Both the Russian panellists were unanimous in admitting that it was the correct spontaneous action to be taken by any well-meaning and responsible power, especially when the suffering is universal. They reiterated that the fundamental Russian approach to global issues has been to collaborate and follow international law. Referring to the tough economic sanctions imposed on Russia by the U.S. and its western allies, the issue was raised at the U.N. by many countries, along with the painful sanctions against Iran and some other countries. These sanctions would be detrimental to the fight with COVID-19. "There are politics involved, but these have always been there," said Mr Nikita. Asking for greater understanding and a collaborative approach, his view was that "The pandemic broke all borders and is a threat to all of humanity." 


  • Russia's strategy against the pandemic right from day one has been proactive, perhaps reflecting the type of leadership provided by Mr Putin at the highest level. Though saddled with an ageing and archaic public health system from the Soviet days, the network of health care facilities is widespread, providing one of the largest per capita bed availability. While it may not be comparable to the state of art health care system of western Europe, it has been useful in creating requisite bed capacity to treat the flood of patients, thus keeping the death rate low despite the allegations of critics that the mortality numbers may be underquoted. However, in the last five years, the health system has received very little funding which will need to be corrected now.

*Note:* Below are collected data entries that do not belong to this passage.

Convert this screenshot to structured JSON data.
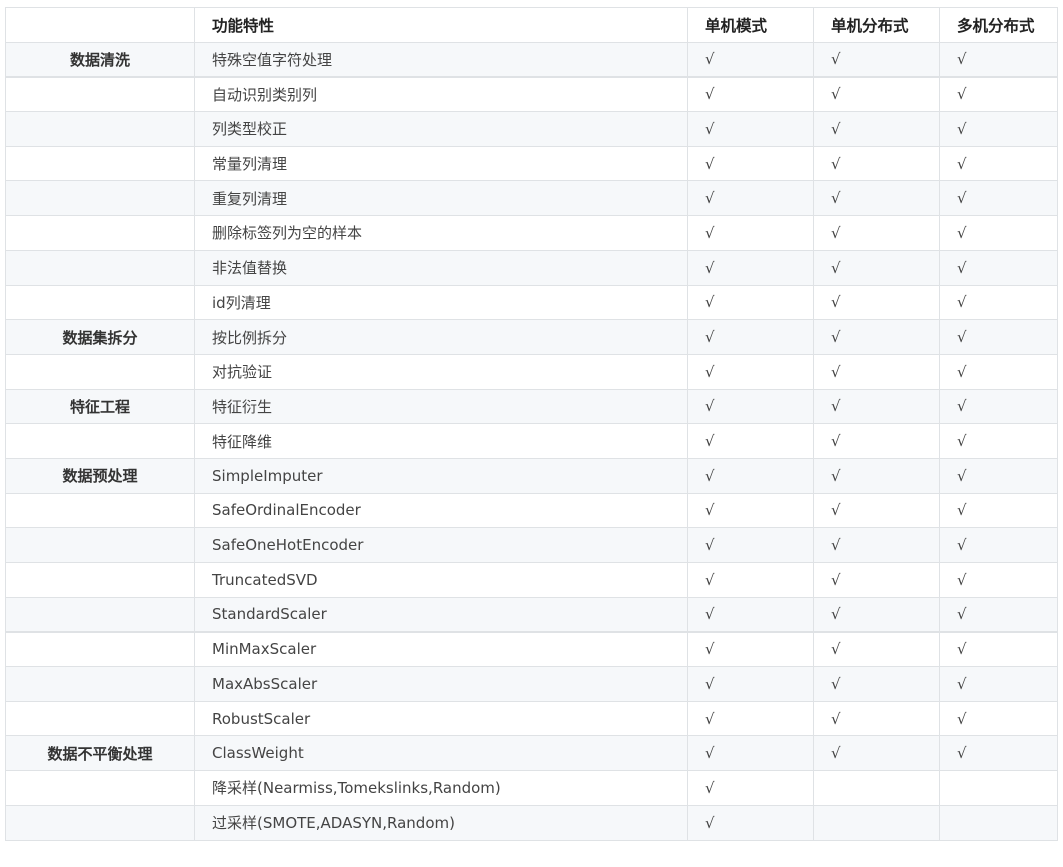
{
  "table": {
    "headers": [
      "",
      "功能特性",
      "单机模式",
      "单机分布式",
      "多机分布式"
    ],
    "check": "√",
    "rows": [
      {
        "category": "数据清洗",
        "feature": "特殊空值字符处理",
        "standalone": true,
        "standalone_distributed": true,
        "multi_distributed": true
      },
      {
        "category": "",
        "feature": "自动识别类别列",
        "standalone": true,
        "standalone_distributed": true,
        "multi_distributed": true
      },
      {
        "category": "",
        "feature": "列类型校正",
        "standalone": true,
        "standalone_distributed": true,
        "multi_distributed": true
      },
      {
        "category": "",
        "feature": "常量列清理",
        "standalone": true,
        "standalone_distributed": true,
        "multi_distributed": true
      },
      {
        "category": "",
        "feature": "重复列清理",
        "standalone": true,
        "standalone_distributed": true,
        "multi_distributed": true
      },
      {
        "category": "",
        "feature": "删除标签列为空的样本",
        "standalone": true,
        "standalone_distributed": true,
        "multi_distributed": true
      },
      {
        "category": "",
        "feature": "非法值替换",
        "standalone": true,
        "standalone_distributed": true,
        "multi_distributed": true
      },
      {
        "category": "",
        "feature": "id列清理",
        "standalone": true,
        "standalone_distributed": true,
        "multi_distributed": true
      },
      {
        "category": "数据集拆分",
        "feature": "按比例拆分",
        "standalone": true,
        "standalone_distributed": true,
        "multi_distributed": true
      },
      {
        "category": "",
        "feature": "对抗验证",
        "standalone": true,
        "standalone_distributed": true,
        "multi_distributed": true
      },
      {
        "category": "特征工程",
        "feature": "特征衍生",
        "standalone": true,
        "standalone_distributed": true,
        "multi_distributed": true
      },
      {
        "category": "",
        "feature": "特征降维",
        "standalone": true,
        "standalone_distributed": true,
        "multi_distributed": true
      },
      {
        "category": "数据预处理",
        "feature": "SimpleImputer",
        "standalone": true,
        "standalone_distributed": true,
        "multi_distributed": true
      },
      {
        "category": "",
        "feature": "SafeOrdinalEncoder",
        "standalone": true,
        "standalone_distributed": true,
        "multi_distributed": true
      },
      {
        "category": "",
        "feature": "SafeOneHotEncoder",
        "standalone": true,
        "standalone_distributed": true,
        "multi_distributed": true
      },
      {
        "category": "",
        "feature": "TruncatedSVD",
        "standalone": true,
        "standalone_distributed": true,
        "multi_distributed": true
      },
      {
        "category": "",
        "feature": "StandardScaler",
        "standalone": true,
        "standalone_distributed": true,
        "multi_distributed": true
      },
      {
        "category": "",
        "feature": "MinMaxScaler",
        "standalone": true,
        "standalone_distributed": true,
        "multi_distributed": true
      },
      {
        "category": "",
        "feature": "MaxAbsScaler",
        "standalone": true,
        "standalone_distributed": true,
        "multi_distributed": true
      },
      {
        "category": "",
        "feature": "RobustScaler",
        "standalone": true,
        "standalone_distributed": true,
        "multi_distributed": true
      },
      {
        "category": "数据不平衡处理",
        "feature": "ClassWeight",
        "standalone": true,
        "standalone_distributed": true,
        "multi_distributed": true
      },
      {
        "category": "",
        "feature": "降采样(Nearmiss,Tomekslinks,Random)",
        "standalone": true,
        "standalone_distributed": false,
        "multi_distributed": false
      },
      {
        "category": "",
        "feature": "过采样(SMOTE,ADASYN,Random)",
        "standalone": true,
        "standalone_distributed": false,
        "multi_distributed": false
      }
    ]
  }
}
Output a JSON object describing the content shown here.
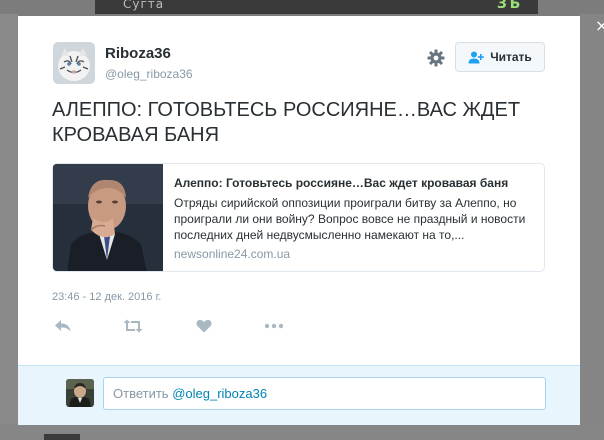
{
  "background": {
    "strip_text": "Сугта",
    "strip_badge": "ЗЪ",
    "close_glyph": "×"
  },
  "tweet": {
    "author": {
      "name": "Riboza36",
      "handle": "@oleg_riboza36"
    },
    "follow_label": "Читать",
    "text": "АЛЕППО: ГОТОВЬТЕСЬ РОССИЯНЕ…ВАС ЖДЕТ КРОВАВАЯ БАНЯ",
    "link_card": {
      "title": "Алеппо: Готовьтесь россияне…Вас ждет кровавая баня",
      "description": "Отряды сирийской оппозиции проиграли битву за Алеппо, но проиграли ли они войну? Вопрос вовсе не праздный и новости последних дней недвусмысленно намекают на то,...",
      "domain": "newsonline24.com.ua"
    },
    "timestamp": "23:46 - 12 дек. 2016 г.",
    "actions": [
      "reply-icon",
      "retweet-icon",
      "heart-icon",
      "more-icon"
    ]
  },
  "reply": {
    "prefix": "Ответить",
    "mention": "@oleg_riboza36"
  },
  "colors": {
    "accent": "#0084b4",
    "muted": "#8899a6",
    "text": "#292f33",
    "reply_bg": "#e8f5fd"
  }
}
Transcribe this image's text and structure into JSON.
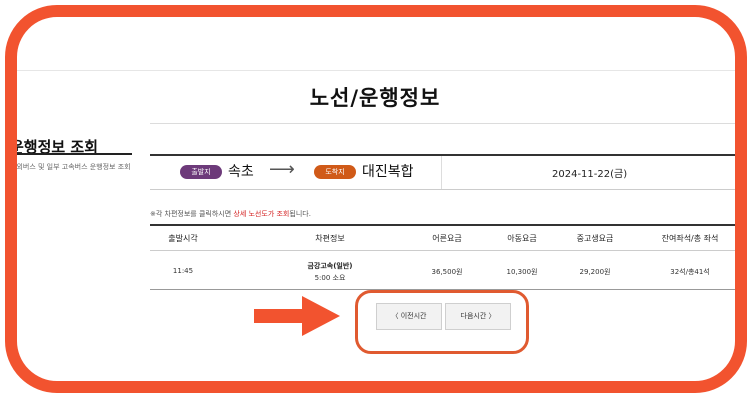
{
  "page": {
    "title": "노선/운행정보"
  },
  "sidebar": {
    "title": "운행정보 조회",
    "desc": "시외버스 및 일부 고속버스 운행정보 조회"
  },
  "route": {
    "departure_badge": "출발지",
    "departure": "속초",
    "arrow": "⟶",
    "arrival_badge": "도착지",
    "arrival": "대진복합",
    "date": "2024-11-22(금)"
  },
  "notice": {
    "prefix": "※각 차편정보를 클릭하시면 ",
    "highlight": "상세 노선도가 조회",
    "suffix": "됩니다."
  },
  "table": {
    "headers": [
      "출발시각",
      "차편정보",
      "어른요금",
      "아동요금",
      "중고생요금",
      "잔여좌석/총 좌석"
    ],
    "rows": [
      {
        "time": "11:45",
        "bus": "금강고속(일반)",
        "duration": "5:00 소요",
        "adult": "36,500원",
        "child": "10,300원",
        "student": "29,200원",
        "seats": "32석/총41석"
      }
    ]
  },
  "buttons": {
    "prev": "〈  이전시간",
    "next": "다음시간  〉"
  },
  "colors": {
    "frame": "#f2532f",
    "departure_badge": "#6d3a7a",
    "arrival_badge": "#d05a18",
    "notice_highlight": "#d42020"
  }
}
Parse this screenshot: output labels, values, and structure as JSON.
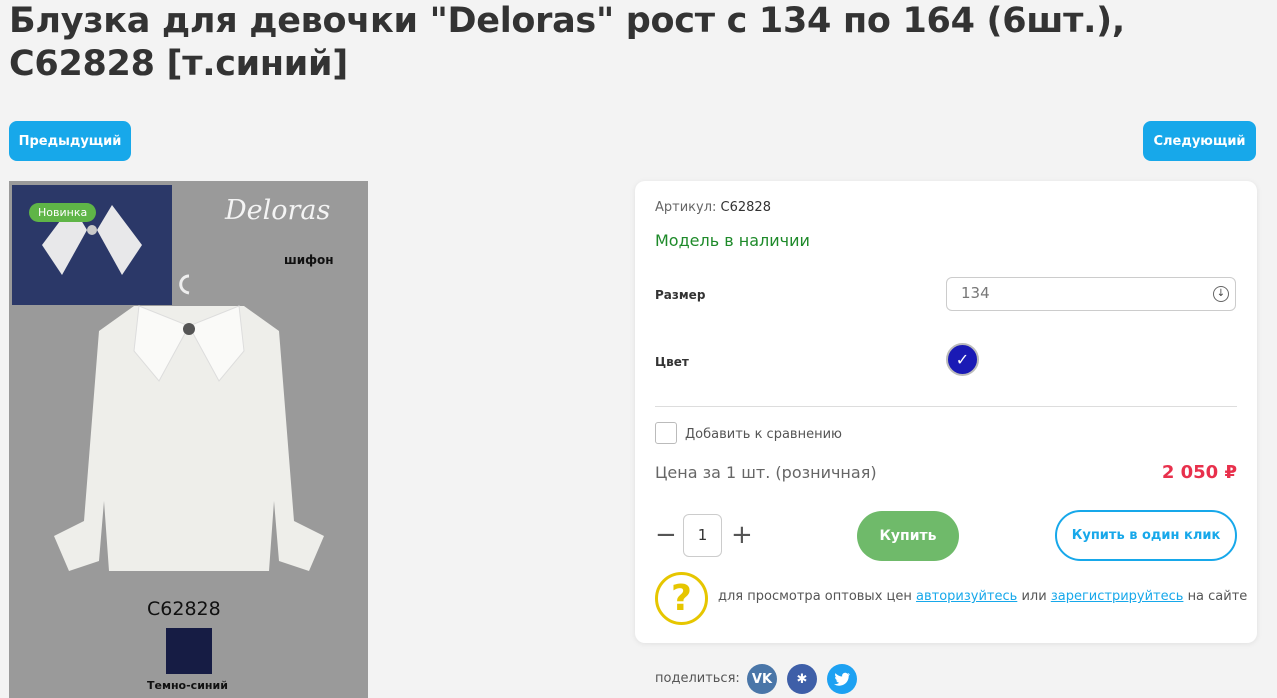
{
  "title": "Блузка для девочки \"Deloras\" рост с 134 по 164 (6шт.), C62828 [т.синий]",
  "nav": {
    "prev_label": "Предыдущий",
    "next_label": "Следующий"
  },
  "photo": {
    "badge": "Новинка",
    "brand": "Deloras",
    "fabric": "шифон",
    "code": "C62828",
    "swatch_label": "Темно-синий",
    "swatch_color": "#161c44"
  },
  "card": {
    "sku_label": "Артикул:",
    "sku_value": "C62828",
    "stock": "Модель в наличии",
    "size_label": "Размер",
    "size_value": "134",
    "color_label": "Цвет",
    "color_value": "#1a1ab5",
    "compare_label": "Добавить к сравнению",
    "price_label": "Цена за 1 шт. (розничная)",
    "price": "2 050 ₽",
    "qty": "1",
    "buy_label": "Купить",
    "buy_one_click_label": "Купить в один клик",
    "wholesale_prefix": "для просмотра оптовых цен",
    "login_link": "авторизуйтесь",
    "or_text": "или",
    "register_link": "зарегистрируйтесь",
    "wholesale_suffix": "на сайте"
  },
  "share": {
    "label": "поделиться:"
  },
  "colors": {
    "accent": "#17a8ea",
    "buy": "#6fba6a",
    "price": "#e8304c",
    "stock": "#1e8a2a"
  }
}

  • The greater worry for Russia is its weakening economy. A recession puts Russia in a serious situation, having had a meagre growth of 1.3 percent in 2019, collapsing oil prices and real incomes stagnating for the last few years. An economically weakened Russia would find it difficult to play its part in global geopolitics, especially in the Middle East, where over the last few years it had regained its primacy.
  • Perhaps, post-COVID 19 worlds may provide a window of 'rapprochement' between the West and Russia, allowing for a relaxation of the economic sanctions stifling Russia's growth.